Die SPD möchte sowohl Verstöße gegen europäisches als auch gegen deutsches Recht offenlegen. „Denn sonst wäre geschützt, wer einen Verstoß gegen europäische Datenschutzvorschriften meldet, aber nicht geschützt wer auf Schmiergeldzahlungen, Steuerhinterziehung oder Verstöße gegen deutsche Umwelt- oder Arbeitsschutzbestimmungen hinweist.“
Die CDU/CSU möchte aber den Hinweisschutz nur für Verstöße gegen EU-Recht gewähren, denn ansonsten würden die Vorgaben der EU-Richtlinie überschießend umgesetzt werden.
Gerade in der aktuellen Pandemie- Situation kämpfen viele Unternehmen um ihre Existenz und dürften durch weitere Bürokratie und Regulierung keine zusätzlichen Steine in den Weg gelegt bekommen.
Ob es noch in dieser Legislaturperiode zu einer gesetzlichen Regelung kommen wird, ist fraglich, obwohl es dann logischerweise zu einem Vertragsverletzungsverfahren der EU gegen die Bundesrepublik Deutschland kommen würde.
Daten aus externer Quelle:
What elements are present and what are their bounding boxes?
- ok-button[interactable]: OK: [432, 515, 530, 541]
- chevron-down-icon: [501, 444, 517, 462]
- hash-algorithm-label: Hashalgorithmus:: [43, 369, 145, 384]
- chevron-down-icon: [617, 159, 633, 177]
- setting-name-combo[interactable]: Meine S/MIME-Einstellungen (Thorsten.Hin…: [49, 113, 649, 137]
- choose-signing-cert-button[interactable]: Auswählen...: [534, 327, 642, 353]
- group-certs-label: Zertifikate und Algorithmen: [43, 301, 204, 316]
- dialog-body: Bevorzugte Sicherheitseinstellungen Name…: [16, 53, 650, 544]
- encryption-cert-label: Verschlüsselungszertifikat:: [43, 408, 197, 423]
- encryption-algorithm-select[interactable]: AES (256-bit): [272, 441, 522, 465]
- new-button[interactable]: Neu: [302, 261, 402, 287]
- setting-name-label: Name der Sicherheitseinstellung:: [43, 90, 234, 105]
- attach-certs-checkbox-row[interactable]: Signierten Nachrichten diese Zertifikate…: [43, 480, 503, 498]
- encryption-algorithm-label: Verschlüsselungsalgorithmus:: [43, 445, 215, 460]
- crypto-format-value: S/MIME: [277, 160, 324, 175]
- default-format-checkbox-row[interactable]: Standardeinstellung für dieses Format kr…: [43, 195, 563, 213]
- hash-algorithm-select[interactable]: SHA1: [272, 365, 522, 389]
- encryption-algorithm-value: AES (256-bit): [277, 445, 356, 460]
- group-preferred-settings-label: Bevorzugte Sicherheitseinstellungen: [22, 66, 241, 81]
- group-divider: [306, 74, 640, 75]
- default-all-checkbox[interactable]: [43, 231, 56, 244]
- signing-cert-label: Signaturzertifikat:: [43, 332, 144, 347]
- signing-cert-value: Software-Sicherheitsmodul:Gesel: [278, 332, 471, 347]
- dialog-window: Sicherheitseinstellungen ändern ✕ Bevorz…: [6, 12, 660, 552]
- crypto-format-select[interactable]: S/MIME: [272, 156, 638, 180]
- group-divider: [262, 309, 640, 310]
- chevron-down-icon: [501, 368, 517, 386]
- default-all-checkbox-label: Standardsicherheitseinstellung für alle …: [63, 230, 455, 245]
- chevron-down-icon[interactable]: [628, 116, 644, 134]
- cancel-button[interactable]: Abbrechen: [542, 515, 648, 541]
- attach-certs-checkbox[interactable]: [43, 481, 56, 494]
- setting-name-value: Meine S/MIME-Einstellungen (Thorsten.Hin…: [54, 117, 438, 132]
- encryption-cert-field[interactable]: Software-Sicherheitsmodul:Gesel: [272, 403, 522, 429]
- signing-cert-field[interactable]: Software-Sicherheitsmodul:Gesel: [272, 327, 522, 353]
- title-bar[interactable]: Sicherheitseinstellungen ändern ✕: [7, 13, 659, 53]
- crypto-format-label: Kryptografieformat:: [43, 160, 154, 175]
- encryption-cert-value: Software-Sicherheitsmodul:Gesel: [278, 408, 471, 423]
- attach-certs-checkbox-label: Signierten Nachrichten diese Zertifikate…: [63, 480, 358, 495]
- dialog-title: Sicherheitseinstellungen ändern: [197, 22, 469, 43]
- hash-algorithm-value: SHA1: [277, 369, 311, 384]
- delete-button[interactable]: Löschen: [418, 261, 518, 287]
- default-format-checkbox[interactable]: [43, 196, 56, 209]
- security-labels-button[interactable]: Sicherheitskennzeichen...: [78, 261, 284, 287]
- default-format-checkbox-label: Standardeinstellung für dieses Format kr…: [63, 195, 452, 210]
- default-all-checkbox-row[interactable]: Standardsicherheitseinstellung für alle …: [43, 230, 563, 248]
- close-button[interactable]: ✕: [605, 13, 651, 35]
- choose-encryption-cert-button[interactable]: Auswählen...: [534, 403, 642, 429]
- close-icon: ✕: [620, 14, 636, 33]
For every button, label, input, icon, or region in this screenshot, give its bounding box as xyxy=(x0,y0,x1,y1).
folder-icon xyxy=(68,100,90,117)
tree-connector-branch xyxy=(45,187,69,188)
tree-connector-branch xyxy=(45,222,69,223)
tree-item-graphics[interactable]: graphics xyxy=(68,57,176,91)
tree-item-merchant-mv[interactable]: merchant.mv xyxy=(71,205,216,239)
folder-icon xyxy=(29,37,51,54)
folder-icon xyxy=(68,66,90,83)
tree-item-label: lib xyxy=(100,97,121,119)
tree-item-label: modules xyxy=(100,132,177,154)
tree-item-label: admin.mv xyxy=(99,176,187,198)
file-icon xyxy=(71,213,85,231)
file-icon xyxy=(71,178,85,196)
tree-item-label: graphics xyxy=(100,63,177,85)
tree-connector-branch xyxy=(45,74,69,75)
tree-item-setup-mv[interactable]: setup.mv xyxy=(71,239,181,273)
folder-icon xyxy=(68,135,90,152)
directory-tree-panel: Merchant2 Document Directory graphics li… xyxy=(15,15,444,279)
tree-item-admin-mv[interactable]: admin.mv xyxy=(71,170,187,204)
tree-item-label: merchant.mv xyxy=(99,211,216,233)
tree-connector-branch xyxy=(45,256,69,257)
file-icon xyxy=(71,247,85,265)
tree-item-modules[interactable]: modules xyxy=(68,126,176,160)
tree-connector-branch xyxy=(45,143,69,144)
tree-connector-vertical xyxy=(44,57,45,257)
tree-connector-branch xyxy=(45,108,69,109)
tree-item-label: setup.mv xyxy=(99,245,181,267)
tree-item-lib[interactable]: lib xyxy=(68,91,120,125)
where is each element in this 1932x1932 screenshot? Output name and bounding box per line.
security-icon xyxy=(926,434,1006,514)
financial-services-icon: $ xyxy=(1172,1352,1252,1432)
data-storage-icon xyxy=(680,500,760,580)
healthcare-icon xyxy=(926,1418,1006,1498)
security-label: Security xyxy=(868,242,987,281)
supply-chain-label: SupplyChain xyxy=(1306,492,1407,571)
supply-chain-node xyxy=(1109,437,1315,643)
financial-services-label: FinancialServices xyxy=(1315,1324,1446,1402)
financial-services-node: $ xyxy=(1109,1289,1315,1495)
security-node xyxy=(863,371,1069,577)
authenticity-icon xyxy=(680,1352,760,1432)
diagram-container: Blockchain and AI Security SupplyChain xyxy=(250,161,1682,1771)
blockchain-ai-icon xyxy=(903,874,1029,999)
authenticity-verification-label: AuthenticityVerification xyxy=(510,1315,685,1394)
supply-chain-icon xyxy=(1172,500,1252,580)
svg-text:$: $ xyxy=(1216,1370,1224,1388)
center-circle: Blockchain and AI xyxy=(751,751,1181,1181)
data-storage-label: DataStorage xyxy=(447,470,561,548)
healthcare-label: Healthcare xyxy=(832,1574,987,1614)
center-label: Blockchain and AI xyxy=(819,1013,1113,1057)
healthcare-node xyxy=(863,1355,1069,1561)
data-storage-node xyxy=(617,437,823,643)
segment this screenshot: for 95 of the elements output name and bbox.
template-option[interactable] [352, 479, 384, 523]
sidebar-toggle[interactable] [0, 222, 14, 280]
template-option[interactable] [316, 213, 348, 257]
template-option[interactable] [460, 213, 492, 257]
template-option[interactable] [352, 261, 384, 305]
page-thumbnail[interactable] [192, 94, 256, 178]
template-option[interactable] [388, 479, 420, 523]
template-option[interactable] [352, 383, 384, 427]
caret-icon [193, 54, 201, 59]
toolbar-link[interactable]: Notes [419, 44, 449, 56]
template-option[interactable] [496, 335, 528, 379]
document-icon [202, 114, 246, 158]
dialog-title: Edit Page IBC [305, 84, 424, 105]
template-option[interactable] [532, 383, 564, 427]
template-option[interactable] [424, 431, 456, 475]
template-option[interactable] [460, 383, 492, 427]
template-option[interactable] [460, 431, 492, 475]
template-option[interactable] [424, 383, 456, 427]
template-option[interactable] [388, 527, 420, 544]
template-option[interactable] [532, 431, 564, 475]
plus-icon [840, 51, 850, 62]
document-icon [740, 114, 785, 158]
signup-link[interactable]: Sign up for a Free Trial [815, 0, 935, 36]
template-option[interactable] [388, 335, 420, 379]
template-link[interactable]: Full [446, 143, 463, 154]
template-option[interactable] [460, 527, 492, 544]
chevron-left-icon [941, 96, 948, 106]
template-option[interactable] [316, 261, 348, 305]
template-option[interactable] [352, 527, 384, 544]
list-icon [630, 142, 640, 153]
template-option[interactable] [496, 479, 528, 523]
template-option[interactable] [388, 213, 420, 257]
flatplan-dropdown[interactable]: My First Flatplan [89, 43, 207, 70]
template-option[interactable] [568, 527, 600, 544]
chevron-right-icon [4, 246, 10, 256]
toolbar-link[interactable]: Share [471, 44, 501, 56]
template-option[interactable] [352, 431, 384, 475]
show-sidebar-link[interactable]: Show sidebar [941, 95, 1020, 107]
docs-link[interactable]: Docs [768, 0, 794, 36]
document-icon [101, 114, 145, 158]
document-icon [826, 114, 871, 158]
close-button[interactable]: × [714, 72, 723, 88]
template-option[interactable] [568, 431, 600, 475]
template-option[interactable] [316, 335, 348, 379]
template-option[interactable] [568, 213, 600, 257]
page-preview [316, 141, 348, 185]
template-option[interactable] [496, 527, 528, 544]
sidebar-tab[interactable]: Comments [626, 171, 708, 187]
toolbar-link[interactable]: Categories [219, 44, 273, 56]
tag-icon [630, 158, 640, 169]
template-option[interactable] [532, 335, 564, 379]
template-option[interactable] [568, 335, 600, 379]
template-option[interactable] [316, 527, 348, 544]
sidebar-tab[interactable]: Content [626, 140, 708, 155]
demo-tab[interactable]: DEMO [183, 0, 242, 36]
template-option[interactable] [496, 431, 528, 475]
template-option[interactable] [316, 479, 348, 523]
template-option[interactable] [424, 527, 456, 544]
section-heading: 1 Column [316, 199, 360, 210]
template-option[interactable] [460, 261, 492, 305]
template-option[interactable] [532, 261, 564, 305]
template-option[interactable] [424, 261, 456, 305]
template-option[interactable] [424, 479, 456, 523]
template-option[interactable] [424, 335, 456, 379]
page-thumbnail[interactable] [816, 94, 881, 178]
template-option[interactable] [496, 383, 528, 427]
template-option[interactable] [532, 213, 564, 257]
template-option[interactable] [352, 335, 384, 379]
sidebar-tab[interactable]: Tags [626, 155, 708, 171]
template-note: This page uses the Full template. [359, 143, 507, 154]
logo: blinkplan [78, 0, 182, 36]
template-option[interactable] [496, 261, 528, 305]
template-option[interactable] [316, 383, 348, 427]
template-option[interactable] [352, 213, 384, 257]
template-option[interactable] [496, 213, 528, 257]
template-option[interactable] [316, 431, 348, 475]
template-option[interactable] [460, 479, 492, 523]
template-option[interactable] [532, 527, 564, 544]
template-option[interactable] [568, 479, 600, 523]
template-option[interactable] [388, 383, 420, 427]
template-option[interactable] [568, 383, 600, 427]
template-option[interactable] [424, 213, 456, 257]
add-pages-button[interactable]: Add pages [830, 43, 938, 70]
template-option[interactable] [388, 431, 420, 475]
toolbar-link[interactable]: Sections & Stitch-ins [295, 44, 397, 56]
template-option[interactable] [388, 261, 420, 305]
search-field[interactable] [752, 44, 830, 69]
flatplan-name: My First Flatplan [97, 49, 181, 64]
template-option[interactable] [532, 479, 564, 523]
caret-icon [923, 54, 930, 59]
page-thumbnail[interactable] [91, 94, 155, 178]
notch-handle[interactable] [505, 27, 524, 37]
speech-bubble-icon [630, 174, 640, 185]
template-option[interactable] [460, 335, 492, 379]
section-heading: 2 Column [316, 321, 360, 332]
Whistleblower könnten sich auch direkt auf die EU-Richtlinie berufen
Sollte die Umsetzungsfrist ablaufen, ohne dass ein entsprechendes Gesetz vorliegt, könnten sich Beschäftigte aber auch direkt auf die EU-Richtlinie berufen.
Wenn es etwa um eine Kündigung nach einem Hinweis geht, könnten sich Beschäftigte auf die EU-Richtlinie als Schutzgesetz berufen – und die Kündigung wäre unter Umständen rechtswidrig.
Zuletzt sorgte etwa der Fall einer Arbeitnehmerin für Aufsehen, die ein Video aus der Kantine des Schlachtbetriebs Tönnies zeigt, bei dem Menschen dicht an dicht beim Mittagessen saßen – mitten in der Coronapandemie.
Die Frau wehrte sich gegen ihre fristlose Kündigung vor dem Amtsgericht Bielefeld, wo es schließlich zu einem Vergleich kam. Künftig könnten die Gerichte womöglich eher zugunsten der Hinweisgeber entscheiden – zumal sie das deutsche Recht so auslegen müssen, dass EU-Recht möglichst effektiv umgesetzt wird.